Additional information on usage:

NetMQ is being used for comms between a client/server setup for the distribution of market data. The following sockets are used:

Expected behaviour

NetMQPoller running without exception.

Actual behaviour

NetMQPoller crashing with an internal exception:

Framework Version: v4.0.30319
Description: The process was terminated due to an unhandled exception.
Exception Info: System.ArgumentOutOfRangeException
   at System.ThrowHelper.ThrowArgumentOutOfRangeException(System.ExceptionArgument, System.ExceptionResource)
   at NetMQ.Core.Patterns.Utils.ArrayExtensions.Swap[[System.__Canon, mscorlib, Version=4.0.0.0, Culture=neutral, PublicKeyToken=b77a5c561934e089]](System.Collections.Generic.List`1<System.__Canon>, Int32, Int32)
   at NetMQ.Core.Patterns.Utils.Distribution.Activated(NetMQ.Core.Pipe)
   at NetMQ.Core.ZObject.ProcessCommand(NetMQ.Core.Command)
   at NetMQ.Core.SocketBase.ProcessCommands(Int32, Boolean, System.Threading.CancellationToken)
   at NetMQ.Core.SocketBase.GetSocketOption(NetMQ.Core.ZmqSocketOption)
   at NetMQ.NetMQSelector.Select(Item[], Int32, Int64)
   at NetMQ.NetMQPoller.RunPoller()
   at NetMQ.NetMQPoller.Run(System.Threading.SynchronizationContext)
   at System.Threading.ExecutionContext.RunInternal(System.Threading.ExecutionContext, System.Threading.ContextCallback, System.Object, Boolean)
   at System.Threading.ExecutionContext.Run(System.Threading.ExecutionContext, System.Threading.ContextCallback, System.Object, Boolean)
   at System.Threading.ExecutionContext.Run(System.Threading.ExecutionContext, System.Threading.ContextCallback, System.Object)
   at System.Threading.ThreadHelper.ThreadStart()

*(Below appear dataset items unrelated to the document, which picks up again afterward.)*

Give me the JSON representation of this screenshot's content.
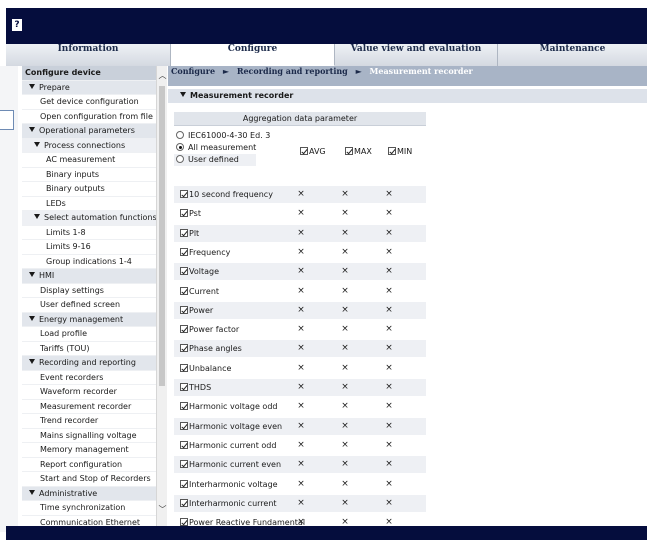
{
  "app": {
    "logo_glyph": "?"
  },
  "tabs": [
    {
      "label": "Information",
      "active": false
    },
    {
      "label": "Configure",
      "active": true
    },
    {
      "label": "Value view and evaluation",
      "active": false
    },
    {
      "label": "Maintenance",
      "active": false
    }
  ],
  "sidebar": {
    "items": [
      {
        "label": "Configure device",
        "level": "h0"
      },
      {
        "label": "Prepare",
        "level": "h1",
        "expanded": true
      },
      {
        "label": "Get device configuration",
        "level": "i1"
      },
      {
        "label": "Open configuration from file",
        "level": "i1"
      },
      {
        "label": "Operational parameters",
        "level": "h1",
        "expanded": true
      },
      {
        "label": "Process connections",
        "level": "h2",
        "expanded": true
      },
      {
        "label": "AC measurement",
        "level": "i2"
      },
      {
        "label": "Binary inputs",
        "level": "i2"
      },
      {
        "label": "Binary outputs",
        "level": "i2"
      },
      {
        "label": "LEDs",
        "level": "i2"
      },
      {
        "label": "Select automation functions",
        "level": "h2",
        "expanded": true
      },
      {
        "label": "Limits 1-8",
        "level": "i2"
      },
      {
        "label": "Limits 9-16",
        "level": "i2"
      },
      {
        "label": "Group indications 1-4",
        "level": "i2"
      },
      {
        "label": "HMI",
        "level": "h1",
        "expanded": true
      },
      {
        "label": "Display settings",
        "level": "i1"
      },
      {
        "label": "User defined screen",
        "level": "i1"
      },
      {
        "label": "Energy management",
        "level": "h1",
        "expanded": true
      },
      {
        "label": "Load profile",
        "level": "i1"
      },
      {
        "label": "Tariffs (TOU)",
        "level": "i1"
      },
      {
        "label": "Recording and reporting",
        "level": "h1",
        "expanded": true
      },
      {
        "label": "Event recorders",
        "level": "i1"
      },
      {
        "label": "Waveform recorder",
        "level": "i1"
      },
      {
        "label": "Measurement recorder",
        "level": "i1"
      },
      {
        "label": "Trend recorder",
        "level": "i1"
      },
      {
        "label": "Mains signalling voltage",
        "level": "i1"
      },
      {
        "label": "Memory management",
        "level": "i1"
      },
      {
        "label": "Report configuration",
        "level": "i1"
      },
      {
        "label": "Start and Stop of Recorders",
        "level": "i1"
      },
      {
        "label": "Administrative",
        "level": "h1",
        "expanded": true
      },
      {
        "label": "Time synchronization",
        "level": "i1"
      },
      {
        "label": "Communication Ethernet",
        "level": "i1"
      }
    ]
  },
  "breadcrumb": {
    "items": [
      "Configure",
      "Recording and reporting",
      "Measurement recorder"
    ],
    "separator": "►"
  },
  "section": {
    "title": "Measurement recorder"
  },
  "aggregation": {
    "header": "Aggregation data parameter",
    "options": [
      {
        "label": "IEC61000-4-30 Ed. 3",
        "selected": false
      },
      {
        "label": "All measurement",
        "selected": true
      },
      {
        "label": "User defined",
        "selected": false
      }
    ],
    "columns": [
      "AVG",
      "MAX",
      "MIN"
    ],
    "mark": "×",
    "parameters": [
      "10 second frequency",
      "Pst",
      "Plt",
      "Frequency",
      "Voltage",
      "Current",
      "Power",
      "Power factor",
      "Phase angles",
      "Unbalance",
      "THDS",
      "Harmonic voltage odd",
      "Harmonic voltage even",
      "Harmonic current odd",
      "Harmonic current even",
      "Interharmonic voltage",
      "Interharmonic current",
      "Power Reactive Fundamental"
    ]
  },
  "colors": {
    "titlebar": "#050d3d",
    "breadcrumb_bg": "#a8b4c6",
    "group_header": "#c9d0da"
  }
}
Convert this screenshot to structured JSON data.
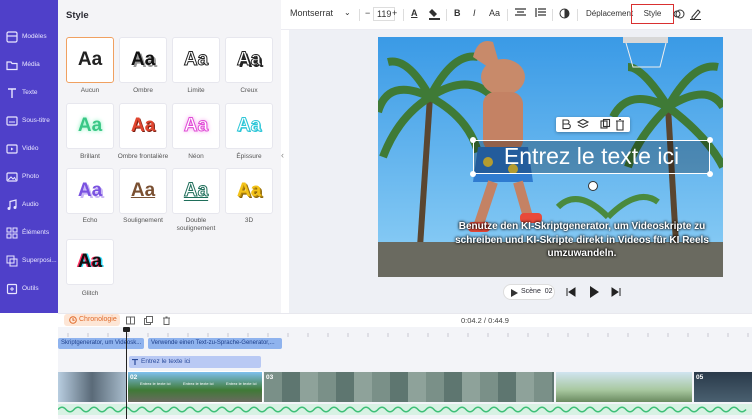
{
  "sidebar": {
    "items": [
      {
        "label": "Modèles",
        "icon": "template-icon"
      },
      {
        "label": "Média",
        "icon": "media-folder-icon"
      },
      {
        "label": "Texte",
        "icon": "text-icon"
      },
      {
        "label": "Sous-titre",
        "icon": "subtitle-icon"
      },
      {
        "label": "Vidéo",
        "icon": "video-icon"
      },
      {
        "label": "Photo",
        "icon": "photo-icon"
      },
      {
        "label": "Audio",
        "icon": "audio-icon"
      },
      {
        "label": "Éléments",
        "icon": "elements-icon"
      },
      {
        "label": "Superposi...",
        "icon": "overlay-icon"
      },
      {
        "label": "Outils",
        "icon": "tools-icon"
      }
    ]
  },
  "style_panel": {
    "title": "Style",
    "sample": "Aa",
    "styles": [
      {
        "label": "Aucun",
        "selected": true
      },
      {
        "label": "Ombre"
      },
      {
        "label": "Limite"
      },
      {
        "label": "Creux"
      },
      {
        "label": "Brillant"
      },
      {
        "label": "Ombre frontalière"
      },
      {
        "label": "Néon"
      },
      {
        "label": "Épissure"
      },
      {
        "label": "Echo"
      },
      {
        "label": "Soulignement"
      },
      {
        "label": "Double soulignement"
      },
      {
        "label": "3D"
      },
      {
        "label": "Glitch"
      }
    ]
  },
  "toolbar": {
    "font": "Montserrat",
    "font_size": "119",
    "minus": "−",
    "plus": "+",
    "font_color_glyph": "A",
    "bold_glyph": "B",
    "italic_glyph": "I",
    "case_glyph": "Aa",
    "move_label": "Déplacement",
    "style_label": "Style"
  },
  "preview": {
    "main_text": "Entrez le texte ici",
    "subtitle": "Benutze den KI-Skriptgenerator, um Videoskripte zu schreiben und KI-Skripte direkt in Videos für KI Reels umzuwandeln.",
    "scene_label": "Scène",
    "scene_number": "02"
  },
  "timeline": {
    "chronologie_label": "Chronologie",
    "time_readout": "0:04.2 / 0:44.9",
    "subtitle_clip_1": "Skriptgenerator, um Videosk...",
    "subtitle_clip_2": "Verwende einen Text-zu-Sprache-Generator,...",
    "text_clip": "Entrez le texte ici",
    "segment_labels": [
      "02",
      "03",
      "05"
    ],
    "segment_caption": "Entrez le texte ici"
  },
  "colors": {
    "sidebar": "#4f40c9",
    "accent": "#e06a2a",
    "style_button_border": "#d93030"
  }
}
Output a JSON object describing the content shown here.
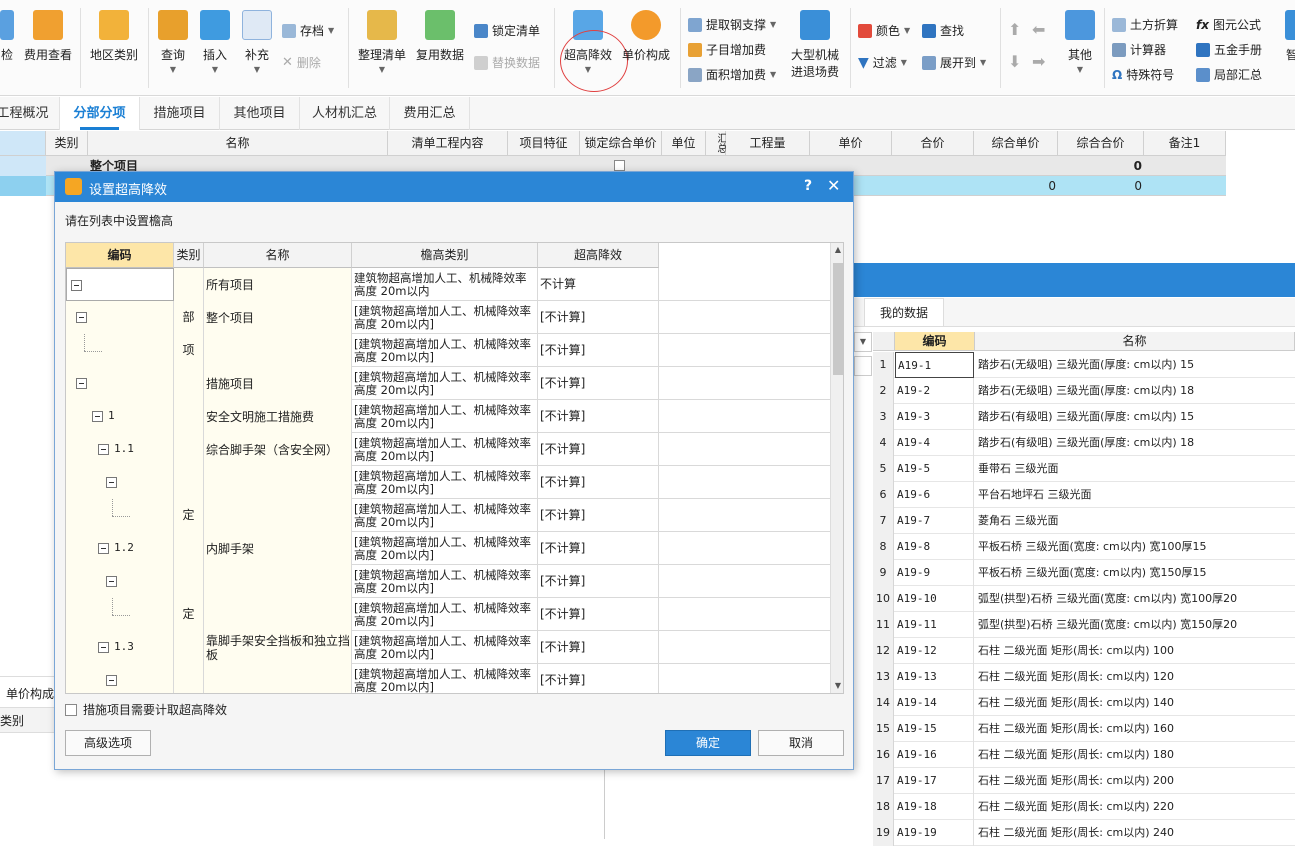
{
  "ribbon": {
    "check_label": "检",
    "fee_view": "费用查看",
    "region_category": "地区类别",
    "query": "查询",
    "insert": "插入",
    "supplement": "补充",
    "save_label": "存档",
    "delete_label": "删除",
    "organize_list": "整理清单",
    "reuse_data": "复用数据",
    "lock_list": "锁定清单",
    "replace_data": "替换数据",
    "super_height": "超高降效",
    "unit_price": "单价构成",
    "extract_rebar": "提取钢支撑",
    "sub_item_add": "子目增加费",
    "area_add": "面积增加费",
    "big_machine_1": "大型机械",
    "big_machine_2": "进退场费",
    "color": "颜色",
    "find": "查找",
    "filter": "过滤",
    "expand_to": "展开到",
    "other": "其他",
    "earth_calc": "土方折算",
    "formula": "图元公式",
    "calculator": "计算器",
    "hardware": "五金手册",
    "special_symbol": "特殊符号",
    "local_summary": "局部汇总",
    "smart": "智"
  },
  "tabs": [
    "工程概况",
    "分部分项",
    "措施项目",
    "其他项目",
    "人材机汇总",
    "费用汇总"
  ],
  "main_grid": {
    "headers": [
      "类别",
      "名称",
      "清单工程内容",
      "项目特征",
      "锁定综合单价",
      "单位",
      "汇总",
      "工程量",
      "单价",
      "合价",
      "综合单价",
      "综合合价",
      "备注1"
    ],
    "row1_name": "整个项目",
    "row1_total": "0",
    "row2_unit_total": "0",
    "row2_total": "0"
  },
  "dialog": {
    "title": "设置超高降效",
    "help": "?",
    "close": "✕",
    "hint": "请在列表中设置檐高",
    "headers": [
      "编码",
      "类别",
      "名称",
      "檐高类别",
      "超高降效"
    ],
    "rows": [
      {
        "code": "",
        "cat": "",
        "name": "所有项目",
        "eave": "建筑物超高增加人工、机械降效率 高度 20m以内",
        "red": "不计算"
      },
      {
        "code": "",
        "cat": "部",
        "name": "整个项目",
        "eave": "[建筑物超高增加人工、机械降效率 高度 20m以内]",
        "red": "[不计算]"
      },
      {
        "code": "",
        "cat": "项",
        "name": "",
        "eave": "[建筑物超高增加人工、机械降效率 高度 20m以内]",
        "red": "[不计算]"
      },
      {
        "code": "",
        "cat": "",
        "name": "措施项目",
        "eave": "[建筑物超高增加人工、机械降效率 高度 20m以内]",
        "red": "[不计算]"
      },
      {
        "code": "1",
        "cat": "",
        "name": "安全文明施工措施费",
        "eave": "[建筑物超高增加人工、机械降效率 高度 20m以内]",
        "red": "[不计算]"
      },
      {
        "code": "1.1",
        "cat": "",
        "name": "综合脚手架（含安全网）",
        "eave": "[建筑物超高增加人工、机械降效率 高度 20m以内]",
        "red": "[不计算]"
      },
      {
        "code": "",
        "cat": "",
        "name": "",
        "eave": "[建筑物超高增加人工、机械降效率 高度 20m以内]",
        "red": "[不计算]"
      },
      {
        "code": "",
        "cat": "定",
        "name": "",
        "eave": "[建筑物超高增加人工、机械降效率 高度 20m以内]",
        "red": "[不计算]"
      },
      {
        "code": "1.2",
        "cat": "",
        "name": "内脚手架",
        "eave": "[建筑物超高增加人工、机械降效率 高度 20m以内]",
        "red": "[不计算]"
      },
      {
        "code": "",
        "cat": "",
        "name": "",
        "eave": "[建筑物超高增加人工、机械降效率 高度 20m以内]",
        "red": "[不计算]"
      },
      {
        "code": "",
        "cat": "定",
        "name": "",
        "eave": "[建筑物超高增加人工、机械降效率 高度 20m以内]",
        "red": "[不计算]"
      },
      {
        "code": "1.3",
        "cat": "",
        "name": "靠脚手架安全挡板和独立挡板",
        "eave": "[建筑物超高增加人工、机械降效率 高度 20m以内]",
        "red": "[不计算]"
      },
      {
        "code": "",
        "cat": "",
        "name": "",
        "eave": "[建筑物超高增加人工、机械降效率 高度 20m以内]",
        "red": "[不计算]"
      }
    ],
    "checkbox_label": "措施项目需要计取超高降效",
    "advanced": "高级选项",
    "ok": "确定",
    "cancel": "取消"
  },
  "right_panel": {
    "tab": "我的数据",
    "headers": [
      "编码",
      "名称"
    ],
    "rows": [
      {
        "n": "1",
        "code": "A19-1",
        "name": "踏步石(无级咀) 三级光面(厚度: cm以内) 15"
      },
      {
        "n": "2",
        "code": "A19-2",
        "name": "踏步石(无级咀) 三级光面(厚度: cm以内) 18"
      },
      {
        "n": "3",
        "code": "A19-3",
        "name": "踏步石(有级咀) 三级光面(厚度: cm以内) 15"
      },
      {
        "n": "4",
        "code": "A19-4",
        "name": "踏步石(有级咀) 三级光面(厚度: cm以内) 18"
      },
      {
        "n": "5",
        "code": "A19-5",
        "name": "垂带石 三级光面"
      },
      {
        "n": "6",
        "code": "A19-6",
        "name": "平台石地坪石 三级光面"
      },
      {
        "n": "7",
        "code": "A19-7",
        "name": "菱角石 三级光面"
      },
      {
        "n": "8",
        "code": "A19-8",
        "name": "平板石桥 三级光面(宽度: cm以内) 宽100厚15"
      },
      {
        "n": "9",
        "code": "A19-9",
        "name": "平板石桥 三级光面(宽度: cm以内) 宽150厚15"
      },
      {
        "n": "10",
        "code": "A19-10",
        "name": "弧型(拱型)石桥 三级光面(宽度: cm以内) 宽100厚20"
      },
      {
        "n": "11",
        "code": "A19-11",
        "name": "弧型(拱型)石桥 三级光面(宽度: cm以内) 宽150厚20"
      },
      {
        "n": "12",
        "code": "A19-12",
        "name": "石柱 二级光面 矩形(周长: cm以内) 100"
      },
      {
        "n": "13",
        "code": "A19-13",
        "name": "石柱 二级光面 矩形(周长: cm以内) 120"
      },
      {
        "n": "14",
        "code": "A19-14",
        "name": "石柱 二级光面 矩形(周长: cm以内) 140"
      },
      {
        "n": "15",
        "code": "A19-15",
        "name": "石柱 二级光面 矩形(周长: cm以内) 160"
      },
      {
        "n": "16",
        "code": "A19-16",
        "name": "石柱 二级光面 矩形(周长: cm以内) 180"
      },
      {
        "n": "17",
        "code": "A19-17",
        "name": "石柱 二级光面 矩形(周长: cm以内) 200"
      },
      {
        "n": "18",
        "code": "A19-18",
        "name": "石柱 二级光面 矩形(周长: cm以内) 220"
      },
      {
        "n": "19",
        "code": "A19-19",
        "name": "石柱 二级光面 矩形(周长: cm以内) 240"
      }
    ]
  },
  "left_bottom": {
    "tab": "单价构成",
    "col": "类别"
  }
}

Steps to reproduce the behaviour

Unfortunately, this appears to be happening at random periods, I'm hoping that someone will have an idea of how I can acquire further information regarding this exception. We have 16 instances of the server talking to 6 instance of the client but only one of the six clients appears to be seeing this problem. We've recently migrated these systems to AWS as hosted VMs and started seeing this issue. My guess is that it could be disconnection or connection recovery related.

Any ideas/comments gratefully received.

SteveHarveyUK commented 1 year ago

Further investigation appears to indicate that this is an issue with the SubscriberSocket. If I've followed the flow correctly it's failing while handling ZqmSocketOptions.Events in the Select and CommandType.ActivateWrite command.

Some how this is leading to an attempt to Swap to an invalid pipe.

SteveHarveyUK commented 1 year ago

It appears that this issue is mitigated by setting the highwater mark to 0 enough that the Subscribe socket doesn't need to invoke the Swap. I'd still argue that this is a bug.